Reporter: Anastasia Lilin Y, Mimi Silvia, Lamgiat Siringoringo, Handoyo | Editor: Imanuel Alexander
Jakarta. Setelah sempat mogok kerja selama tiga hari, 9–11 September, para perajin tahu dan tempe kembali berproduksi. Muasal mereka mogok adalah harga beli kedelai yang menembus angka Rp 10.000 per kilogram (kg).
Harga terus melonjak, meski pemerintah melalui Kementerian Perdagangan (Kemdag) sudah menetapkan harga jual pemerintah (HJP) untuk kedelai bagi perajin tahu atau tempe. Penetapan ini mengacu ke Peraturan Menteri Perdagangan Nomor 26 Tahun 2013.
Di sisi lain, para importir kedelai keberatan dengan HJP. Mereka bisa merugi jika harus menjual sesuai HJP. Soalnya, kedelai itu harus diimpor dan harganya bergantung nilai tukar rupiah terhadap dollar Amerika Serikat (AS).

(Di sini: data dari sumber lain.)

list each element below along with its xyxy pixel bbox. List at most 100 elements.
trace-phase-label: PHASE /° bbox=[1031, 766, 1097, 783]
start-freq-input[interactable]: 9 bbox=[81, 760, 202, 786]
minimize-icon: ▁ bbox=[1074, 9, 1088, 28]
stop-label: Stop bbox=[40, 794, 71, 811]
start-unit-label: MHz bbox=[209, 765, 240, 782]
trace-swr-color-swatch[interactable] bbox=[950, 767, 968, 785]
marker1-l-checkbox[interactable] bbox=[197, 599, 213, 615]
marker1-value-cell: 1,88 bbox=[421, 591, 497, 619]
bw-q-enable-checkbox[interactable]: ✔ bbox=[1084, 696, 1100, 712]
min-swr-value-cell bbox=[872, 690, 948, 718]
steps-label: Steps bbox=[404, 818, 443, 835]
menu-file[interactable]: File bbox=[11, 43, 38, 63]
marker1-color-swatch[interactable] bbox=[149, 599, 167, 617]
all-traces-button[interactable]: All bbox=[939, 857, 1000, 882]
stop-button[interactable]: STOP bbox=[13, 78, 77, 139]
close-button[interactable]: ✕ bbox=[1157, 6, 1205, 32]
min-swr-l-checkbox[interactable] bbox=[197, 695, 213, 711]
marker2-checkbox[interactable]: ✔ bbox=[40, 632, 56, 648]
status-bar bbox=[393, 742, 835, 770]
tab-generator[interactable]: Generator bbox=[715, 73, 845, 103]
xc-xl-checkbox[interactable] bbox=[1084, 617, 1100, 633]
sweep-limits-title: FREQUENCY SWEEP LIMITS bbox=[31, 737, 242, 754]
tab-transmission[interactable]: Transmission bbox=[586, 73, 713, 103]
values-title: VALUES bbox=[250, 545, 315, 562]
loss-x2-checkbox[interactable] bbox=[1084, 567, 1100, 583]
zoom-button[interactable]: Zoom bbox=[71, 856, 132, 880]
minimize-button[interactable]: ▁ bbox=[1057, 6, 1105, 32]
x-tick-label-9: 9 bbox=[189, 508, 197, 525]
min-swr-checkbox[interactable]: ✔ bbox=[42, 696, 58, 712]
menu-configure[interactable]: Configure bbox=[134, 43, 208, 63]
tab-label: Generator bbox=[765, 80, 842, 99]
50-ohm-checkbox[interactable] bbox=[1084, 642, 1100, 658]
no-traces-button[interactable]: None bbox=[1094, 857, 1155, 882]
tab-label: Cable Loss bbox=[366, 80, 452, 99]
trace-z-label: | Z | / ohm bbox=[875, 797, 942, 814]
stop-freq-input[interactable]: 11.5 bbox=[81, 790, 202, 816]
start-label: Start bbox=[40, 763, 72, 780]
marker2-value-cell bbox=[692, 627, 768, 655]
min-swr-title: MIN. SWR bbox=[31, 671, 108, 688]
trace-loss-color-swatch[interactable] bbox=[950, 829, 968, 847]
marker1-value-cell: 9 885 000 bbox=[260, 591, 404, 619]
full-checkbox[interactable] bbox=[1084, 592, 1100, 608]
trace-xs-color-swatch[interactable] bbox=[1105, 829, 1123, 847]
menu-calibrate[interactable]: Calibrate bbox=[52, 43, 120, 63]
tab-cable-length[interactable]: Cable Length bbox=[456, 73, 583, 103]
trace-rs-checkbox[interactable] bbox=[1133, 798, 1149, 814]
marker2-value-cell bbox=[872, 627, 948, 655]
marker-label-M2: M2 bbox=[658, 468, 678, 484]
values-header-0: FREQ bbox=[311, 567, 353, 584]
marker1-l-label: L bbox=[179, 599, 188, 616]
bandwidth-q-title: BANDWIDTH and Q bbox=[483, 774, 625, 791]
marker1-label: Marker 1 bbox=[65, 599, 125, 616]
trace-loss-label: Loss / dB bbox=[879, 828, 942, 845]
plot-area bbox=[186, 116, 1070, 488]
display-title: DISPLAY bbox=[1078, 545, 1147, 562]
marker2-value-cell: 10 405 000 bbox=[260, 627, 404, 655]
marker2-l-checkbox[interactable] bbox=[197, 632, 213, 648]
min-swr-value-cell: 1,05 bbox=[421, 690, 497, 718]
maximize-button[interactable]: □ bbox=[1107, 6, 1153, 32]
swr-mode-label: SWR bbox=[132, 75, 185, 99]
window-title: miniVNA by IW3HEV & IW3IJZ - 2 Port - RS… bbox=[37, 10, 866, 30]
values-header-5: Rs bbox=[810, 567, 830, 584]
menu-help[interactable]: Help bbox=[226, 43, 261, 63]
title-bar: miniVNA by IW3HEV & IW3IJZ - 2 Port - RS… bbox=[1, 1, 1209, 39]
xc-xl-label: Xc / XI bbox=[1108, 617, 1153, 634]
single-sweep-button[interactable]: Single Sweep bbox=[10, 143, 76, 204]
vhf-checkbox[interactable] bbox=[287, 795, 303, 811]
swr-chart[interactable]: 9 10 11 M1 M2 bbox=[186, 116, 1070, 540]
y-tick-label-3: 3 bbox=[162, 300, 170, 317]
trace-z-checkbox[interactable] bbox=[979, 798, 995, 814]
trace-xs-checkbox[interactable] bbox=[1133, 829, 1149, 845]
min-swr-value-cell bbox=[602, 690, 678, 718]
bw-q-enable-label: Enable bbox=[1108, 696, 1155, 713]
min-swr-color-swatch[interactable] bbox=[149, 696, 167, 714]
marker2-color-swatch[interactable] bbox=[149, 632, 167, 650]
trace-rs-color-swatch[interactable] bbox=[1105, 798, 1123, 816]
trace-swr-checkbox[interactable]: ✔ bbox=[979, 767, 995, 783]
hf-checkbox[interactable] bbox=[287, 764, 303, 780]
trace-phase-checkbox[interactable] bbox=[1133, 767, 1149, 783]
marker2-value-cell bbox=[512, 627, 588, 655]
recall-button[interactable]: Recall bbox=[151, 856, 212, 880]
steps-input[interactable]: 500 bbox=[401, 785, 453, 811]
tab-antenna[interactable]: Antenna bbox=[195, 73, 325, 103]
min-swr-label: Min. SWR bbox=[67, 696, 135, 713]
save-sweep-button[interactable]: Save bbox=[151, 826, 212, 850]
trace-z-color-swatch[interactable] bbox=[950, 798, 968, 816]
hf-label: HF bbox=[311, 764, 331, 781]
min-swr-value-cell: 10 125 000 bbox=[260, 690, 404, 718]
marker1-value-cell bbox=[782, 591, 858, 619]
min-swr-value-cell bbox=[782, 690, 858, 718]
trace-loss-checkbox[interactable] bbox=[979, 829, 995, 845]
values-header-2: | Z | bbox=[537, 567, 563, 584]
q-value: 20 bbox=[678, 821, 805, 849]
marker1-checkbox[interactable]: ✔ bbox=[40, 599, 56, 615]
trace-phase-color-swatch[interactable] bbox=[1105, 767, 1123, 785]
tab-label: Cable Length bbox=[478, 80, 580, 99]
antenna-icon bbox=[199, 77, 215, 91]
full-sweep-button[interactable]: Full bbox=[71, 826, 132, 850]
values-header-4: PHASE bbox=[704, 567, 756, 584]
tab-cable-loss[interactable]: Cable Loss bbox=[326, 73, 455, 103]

Tapi, para petani kedelai menyatakan suara. Mukhlisin, petani kedelai asal Jember, Jawa Timur, yang juga Ketua Bidang Kerjasama AntarLembaga Dewan Kedelai Nasional (DKN), menuding aksi mogok perajin tahu dan tempe hanya ulah pengusaha besar.
Mukhlisin mengatakan, kala stok kedelai melimpah dan harga jual dari petani hanya di Rp 4.000 per kg–Rp 5.000 per kg, para petani tak mengeluh. Padahal, kalau dihitung-hitung petani nyaris rugi.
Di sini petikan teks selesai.